Finance Minister Masajuro Shiokawa said Tuesday that the rapid decline of the dollar must be checked before it reaches the 115 yen level.
"Since there is a (pessimistic dollar) tendency, we must prevent the dollar from reaching that level by all means," Shiokawa told a regular news conference.
Shiokawa made a similar remark on exchange rates last week, inviting speculation that the Japanese government would tolerate the dollar falling to the 115 yen level.
While saying that there are various ways to interpret his remark, Shiokawa disavowed the speculation.
"I meant that, if (the dollar) falls rapidly, it would be troublesome.

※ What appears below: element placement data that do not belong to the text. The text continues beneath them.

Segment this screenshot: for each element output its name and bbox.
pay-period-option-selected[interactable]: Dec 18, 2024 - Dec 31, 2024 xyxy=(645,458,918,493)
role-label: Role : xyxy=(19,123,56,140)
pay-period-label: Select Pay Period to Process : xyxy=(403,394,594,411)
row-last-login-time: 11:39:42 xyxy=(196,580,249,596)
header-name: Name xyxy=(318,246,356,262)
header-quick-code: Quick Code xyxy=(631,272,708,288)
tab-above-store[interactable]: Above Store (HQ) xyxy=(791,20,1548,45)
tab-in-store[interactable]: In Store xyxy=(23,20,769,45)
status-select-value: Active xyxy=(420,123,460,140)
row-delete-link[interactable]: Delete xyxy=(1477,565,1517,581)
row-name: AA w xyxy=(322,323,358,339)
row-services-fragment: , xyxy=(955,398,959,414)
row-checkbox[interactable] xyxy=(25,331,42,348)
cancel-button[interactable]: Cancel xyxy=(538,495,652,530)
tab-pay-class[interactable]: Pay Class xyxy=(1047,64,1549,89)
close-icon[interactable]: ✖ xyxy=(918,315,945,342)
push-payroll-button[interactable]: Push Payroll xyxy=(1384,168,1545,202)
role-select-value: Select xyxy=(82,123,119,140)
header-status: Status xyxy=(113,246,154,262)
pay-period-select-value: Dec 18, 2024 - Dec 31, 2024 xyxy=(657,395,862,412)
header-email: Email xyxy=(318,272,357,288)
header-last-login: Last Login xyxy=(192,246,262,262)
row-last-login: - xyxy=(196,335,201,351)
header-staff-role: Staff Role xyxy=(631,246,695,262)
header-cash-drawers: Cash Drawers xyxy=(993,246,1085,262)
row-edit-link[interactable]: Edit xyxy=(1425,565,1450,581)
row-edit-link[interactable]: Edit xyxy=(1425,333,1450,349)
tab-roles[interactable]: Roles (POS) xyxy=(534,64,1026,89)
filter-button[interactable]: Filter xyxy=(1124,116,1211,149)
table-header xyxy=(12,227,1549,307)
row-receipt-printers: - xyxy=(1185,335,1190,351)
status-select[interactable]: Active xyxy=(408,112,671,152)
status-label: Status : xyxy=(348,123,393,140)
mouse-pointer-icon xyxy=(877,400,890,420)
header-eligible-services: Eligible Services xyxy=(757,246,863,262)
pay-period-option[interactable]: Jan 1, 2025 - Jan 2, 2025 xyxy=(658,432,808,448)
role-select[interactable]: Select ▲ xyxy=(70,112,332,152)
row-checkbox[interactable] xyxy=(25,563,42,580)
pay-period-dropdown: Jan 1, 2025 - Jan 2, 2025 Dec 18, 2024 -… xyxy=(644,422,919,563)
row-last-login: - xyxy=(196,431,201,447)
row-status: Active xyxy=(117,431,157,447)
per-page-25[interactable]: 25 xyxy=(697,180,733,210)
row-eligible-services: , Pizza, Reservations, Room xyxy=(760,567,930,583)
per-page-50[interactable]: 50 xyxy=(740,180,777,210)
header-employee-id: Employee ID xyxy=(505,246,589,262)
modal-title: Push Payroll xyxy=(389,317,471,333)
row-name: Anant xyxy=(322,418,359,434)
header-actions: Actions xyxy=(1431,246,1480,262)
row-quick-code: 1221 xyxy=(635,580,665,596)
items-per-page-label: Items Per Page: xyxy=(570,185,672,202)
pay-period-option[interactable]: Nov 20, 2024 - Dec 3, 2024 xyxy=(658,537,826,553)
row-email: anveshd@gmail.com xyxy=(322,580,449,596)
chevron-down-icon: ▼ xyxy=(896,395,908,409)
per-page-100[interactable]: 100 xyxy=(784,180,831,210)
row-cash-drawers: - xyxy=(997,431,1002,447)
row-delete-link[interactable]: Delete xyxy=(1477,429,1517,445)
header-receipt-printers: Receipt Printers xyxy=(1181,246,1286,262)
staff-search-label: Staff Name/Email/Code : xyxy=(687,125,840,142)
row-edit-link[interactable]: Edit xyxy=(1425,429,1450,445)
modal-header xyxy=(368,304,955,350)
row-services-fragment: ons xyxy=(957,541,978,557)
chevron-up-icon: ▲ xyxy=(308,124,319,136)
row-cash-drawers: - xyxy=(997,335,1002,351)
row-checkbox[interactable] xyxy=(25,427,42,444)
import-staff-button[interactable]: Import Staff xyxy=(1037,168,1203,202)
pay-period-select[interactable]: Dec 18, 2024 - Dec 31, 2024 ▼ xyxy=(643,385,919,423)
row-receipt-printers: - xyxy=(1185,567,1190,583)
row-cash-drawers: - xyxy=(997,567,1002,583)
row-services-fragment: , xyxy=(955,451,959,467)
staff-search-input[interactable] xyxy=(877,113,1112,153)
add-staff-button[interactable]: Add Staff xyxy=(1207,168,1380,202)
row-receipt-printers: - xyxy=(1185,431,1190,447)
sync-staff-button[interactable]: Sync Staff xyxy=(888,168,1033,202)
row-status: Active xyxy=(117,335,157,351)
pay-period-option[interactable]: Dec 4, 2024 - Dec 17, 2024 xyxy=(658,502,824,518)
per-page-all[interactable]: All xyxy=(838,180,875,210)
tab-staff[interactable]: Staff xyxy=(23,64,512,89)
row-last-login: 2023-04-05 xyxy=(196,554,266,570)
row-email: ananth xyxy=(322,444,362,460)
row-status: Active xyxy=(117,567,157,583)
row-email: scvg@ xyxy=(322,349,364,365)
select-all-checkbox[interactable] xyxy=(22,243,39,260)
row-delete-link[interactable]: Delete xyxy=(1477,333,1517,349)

I did not mean to approve" of the dollar reaching that level, Shiokawa said.
He told a Diet committee later in the day that Japanese monetary authorities are following the pace of the yen's appreciation against the dollar, and repeated that they remain prepared to intervene in the markets if necessary.
"The authorities are interested in the speed" of the dollar's drop, Shiokawa said. "If it is too rapid, we must think of ways to deal with that."
During Tuesday's afternoon trading in Tokyo, the dollar moved in a narrow range near 118.5 yen amid a lack of fresh incentives.
The dollar stood at 118 yen.56-59 at 5 p.m., down from 118 yen.84-88 at the same time Monday, after moving from 118.50 yen to 118.95 yen.
In the morning, the dollar was pressured largely by sales by players worried about a string of accounting scandals at U.S. firms, including Merck & Co.
Shiokawa's comment that he will not tolerate the dollar falling to 115 yen provided some support for the U.S. currency, traders said.
Chief Cabinet Secretary Yasuo Fukuda, at a separate news conference, also said the pace of the dollar's fall is a cause for concern.
"In the last couple of months, the yen has risen more than 10 percent," the top government spokesman said. "There should be discussions on whether the pace is too fast."
Fukuda said the dollar's fall "could be a stumbling block" for the Japanese economy.
Economy, Trade and Industry Minister Takeo Hiranuma said the dollar weakening could hurt the export-led pickup in the Japanese economy.
"As an export-oriented nation, it is not desirable that the strengthening of the yen advances too much," he said.
Japan has intervened on behalf of the dollar seven times since late May in an effort to keep the nation's exports affordable abroad and keep exporters' profit margins from narrowing.